Petco Park Vaccine Superstation to Reopen Tuesday


While the COVID-19 vaccine superstation near Petco Park will reopen Tuesday, UC San Diego and the county are still awaiting vaccine shipments that have been delayed by the winter storms that have swept through much of the US.

The news comes as the nation crosses another gruesome milestone: More than 500,000 Americans have died from COVID-19, underscoring the need for a vaccine to help control the worst pandemic the world has faced in a century.

For the record:

6:01 PM, February 22, 2021A San Diego County spokesman initially told the Union-Tribune that the Petco Park super station would remain closed Tuesday. UC San Diego, however, issued a statement Monday afternoon saying that the super station will reopen; the story has been corrected to reflect that.

On Monday, the county received 10,000 vaccine doses, but is expecting more than 50,000 doses to arrive this week, according to spokesman Mike Workman. The latest shipment was split evenly between Moderna and Pfizer, but most of the delayed doses from the region are from Moderna.

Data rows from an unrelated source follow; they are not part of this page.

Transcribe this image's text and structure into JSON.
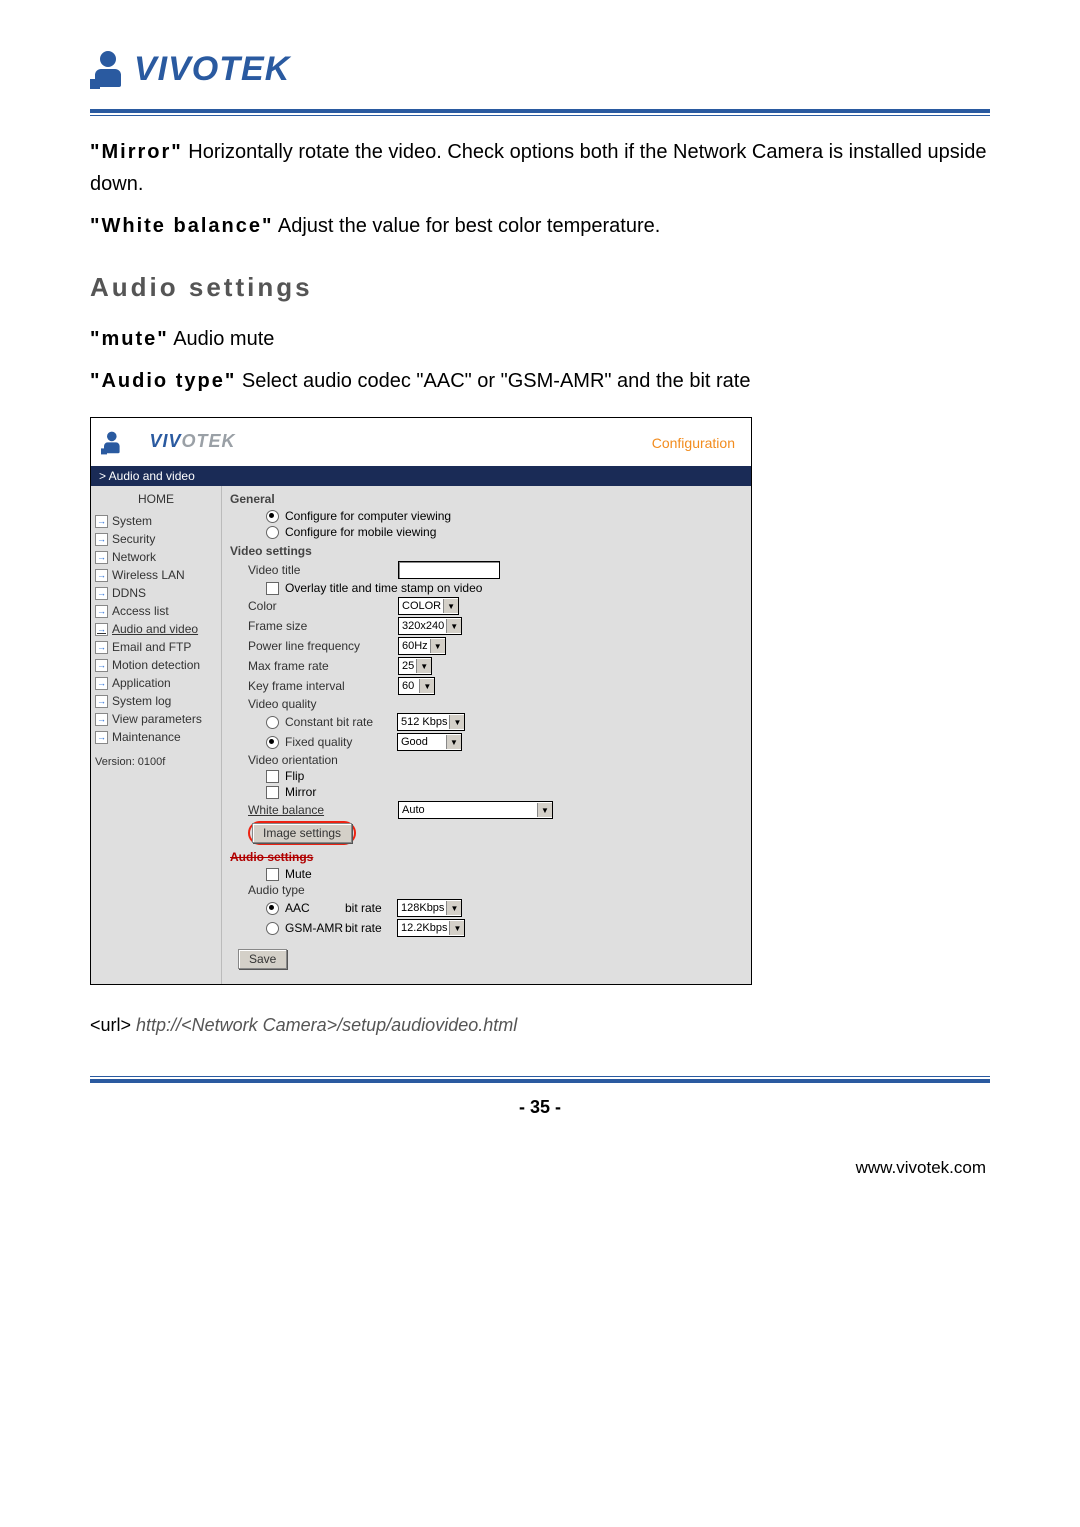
{
  "brand": "VIVOTEK",
  "doc": {
    "mirror_term": "\"Mirror\"",
    "mirror_desc": " Horizontally rotate the video. Check options both if the Network Camera is installed upside down.",
    "wb_term": "\"White balance\"",
    "wb_desc": " Adjust the value for best color temperature.",
    "heading": "Audio settings",
    "mute_term": "\"mute\"",
    "mute_desc": " Audio mute",
    "atype_term": "\"Audio type\"",
    "atype_desc": " Select audio codec \"AAC\" or \"GSM-AMR\" and the bit rate",
    "url_label": "<url> ",
    "url_value": "http://<Network Camera>/setup/audiovideo.html",
    "page_number": "- 35 -",
    "site": "www.vivotek.com"
  },
  "ui": {
    "config_label": "Configuration",
    "breadcrumb": "> Audio and video",
    "home": "HOME",
    "nav": [
      {
        "label": "System",
        "active": false
      },
      {
        "label": "Security",
        "active": false
      },
      {
        "label": "Network",
        "active": false
      },
      {
        "label": "Wireless LAN",
        "active": false
      },
      {
        "label": "DDNS",
        "active": false
      },
      {
        "label": "Access list",
        "active": false
      },
      {
        "label": "Audio and video",
        "active": true
      },
      {
        "label": "Email and FTP",
        "active": false
      },
      {
        "label": "Motion detection",
        "active": false
      },
      {
        "label": "Application",
        "active": false
      },
      {
        "label": "System log",
        "active": false
      },
      {
        "label": "View parameters",
        "active": false
      },
      {
        "label": "Maintenance",
        "active": false
      }
    ],
    "version": "Version: 0100f",
    "general": {
      "title": "General",
      "opt_computer": "Configure for computer viewing",
      "opt_mobile": "Configure for mobile viewing"
    },
    "video": {
      "title": "Video settings",
      "video_title_lbl": "Video title",
      "overlay_lbl": "Overlay title and time stamp on video",
      "color_lbl": "Color",
      "color_val": "COLOR",
      "frame_size_lbl": "Frame size",
      "frame_size_val": "320x240",
      "plf_lbl": "Power line frequency",
      "plf_val": "60Hz",
      "mfr_lbl": "Max frame rate",
      "mfr_val": "25",
      "kfi_lbl": "Key frame interval",
      "kfi_val": "60",
      "vq_lbl": "Video quality",
      "cbr_lbl": "Constant bit rate",
      "cbr_val": "512 Kbps",
      "fq_lbl": "Fixed quality",
      "fq_val": "Good",
      "orient_lbl": "Video orientation",
      "flip_lbl": "Flip",
      "mirror_lbl": "Mirror",
      "wb_lbl": "White balance",
      "wb_val": "Auto",
      "img_settings_btn": "Image settings"
    },
    "audio": {
      "title": "Audio settings",
      "mute_lbl": "Mute",
      "atype_lbl": "Audio type",
      "aac_lbl": "AAC",
      "gsm_lbl": "GSM-AMR",
      "bitrate_lbl": "bit rate",
      "aac_br": "128Kbps",
      "gsm_br": "12.2Kbps"
    },
    "save_btn": "Save"
  }
}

The Petco Park Super Station, run by UCSD Health, exclusively administers Moderna vaccine, and UCSD has been sending rescheduling notices through its MyChart electronic health system.

“We apologize and will automatically reschedule your appointment once delivery of the vaccine has been confirmed,” the notice reads. “You do not need to take any action to be rescheduled.”

It is not clear whether the reopening of the Petco Park site was due to the arrival of new doses to the region or a redistribution of current doses. A Scripps Health spokesperson said the health system is returning some of its Moderna vaccine supply to help with deployment to the region, but the spokesperson did not know if these doses would be used at the Petco Park location.

On Sunday, UCSD Health and the county launched the region’s sixth Vaccine Super Station at RIMAC Arena. UCSD has been using the site to vaccinate its own patients and staff since February 8, but will now offer vaccination to currently eligible San Diegans, including those 65 and older, healthcare workers, and children. residents and staff of long-term care facilities.

The RIMAC site, also known as the North Central Immunization Superstation, is located at 9730 Hopkins Drive and is open seven days a week from 7 am to 3 pm The site is a drop-in site with free parking. Like all other vaccine sites throughout San Diego, you will need to make an appointment, with more information available at vaccinationsuperstationsd.com.

Initially, RIMAC will only offer the Pfizer vaccine until delayed shipments from Moderna arrive, according to a county news release issued Sunday.

The Del Mar Fairgrounds superstation, which also only offers the Pfizer vaccine, announced Monday morning that it had about 600 appointments available for Monday, 800 for Tuesday and 350 for Wednesday, according to a Scripps Health spokesperson, who manage the site.

To schedule an appointment at the Del Mar self-service location, visit myturn.ca.gov, the state’s online scheduling system.

While San Diego County’s ongoing vaccine supply problems mean that some people will receive their second dose of vaccine later than the recommended three- or four-week interval for Pfizer and Moderna, respectively, local researchers say the exact time is Less important than making sure you get a second injection, which maximizes immunity against coronavirus.

With more doses of Pfizer than Moderna available at some of the region’s vaccine sites, some San Diegans who received their first injection of Moderna may want to get their second from Pfizer. The Centers for Disease Control and Prevention, however, advise against that, noting that clinical trials that tested the safety and efficacy of these vaccines did not test the effects of mixing and matching.

“Every effort should be made to determine which vaccine product was received as the first dose, to ensure that the vaccine series is completed with the same product,” reads a warning document issued by the agency on Oct. 10. February.

The CDC says it’s okay to swap vaccines “in rare situations,” such as when someone doesn’t have a record of which vaccine they received for their first dose or when the vaccine supply runs out. But since delayed doses from the region are expected to arrive in days and the CDC says you can get your second dose six weeks after the first, or, if necessary, later, local health systems stick to the guidelines. current plans. Spokespersons for Scripps Health and Sharp HealthCare, the region’s two largest systems, have said they only offer second-dose Pfizer appointments to those who received the Pfizer vaccine for their first injection.

Despite the recent slowdown in vaccine launch in the region, San Diego’s coronavirus metrics continue to improve. On Monday, the county reported 321 new cases of COVID-19. There are 11 days in a row in which the region has had less than 1,000 cases.

The report also notes 459 hospitalizations for COVID-19. That would be a big rebound if it were new hospitalizations, but they are not. County spokesman Workman clarified that the latest number reflects a backlog of patient records from the November and December surge. The daily COVID-19 census, which reports the current number of San Diegans in hospital for coronavirus infections, dropped to 639. Nearly a month ago, the count stood at 1,528.

There is another coronavirus figure that is likely to turn heads: The county reported a negative death from COVID-19 on Monday.

After reviewing their records, county officials determined that a person who had died from COVID-19 was actually a Los Angeles County resident.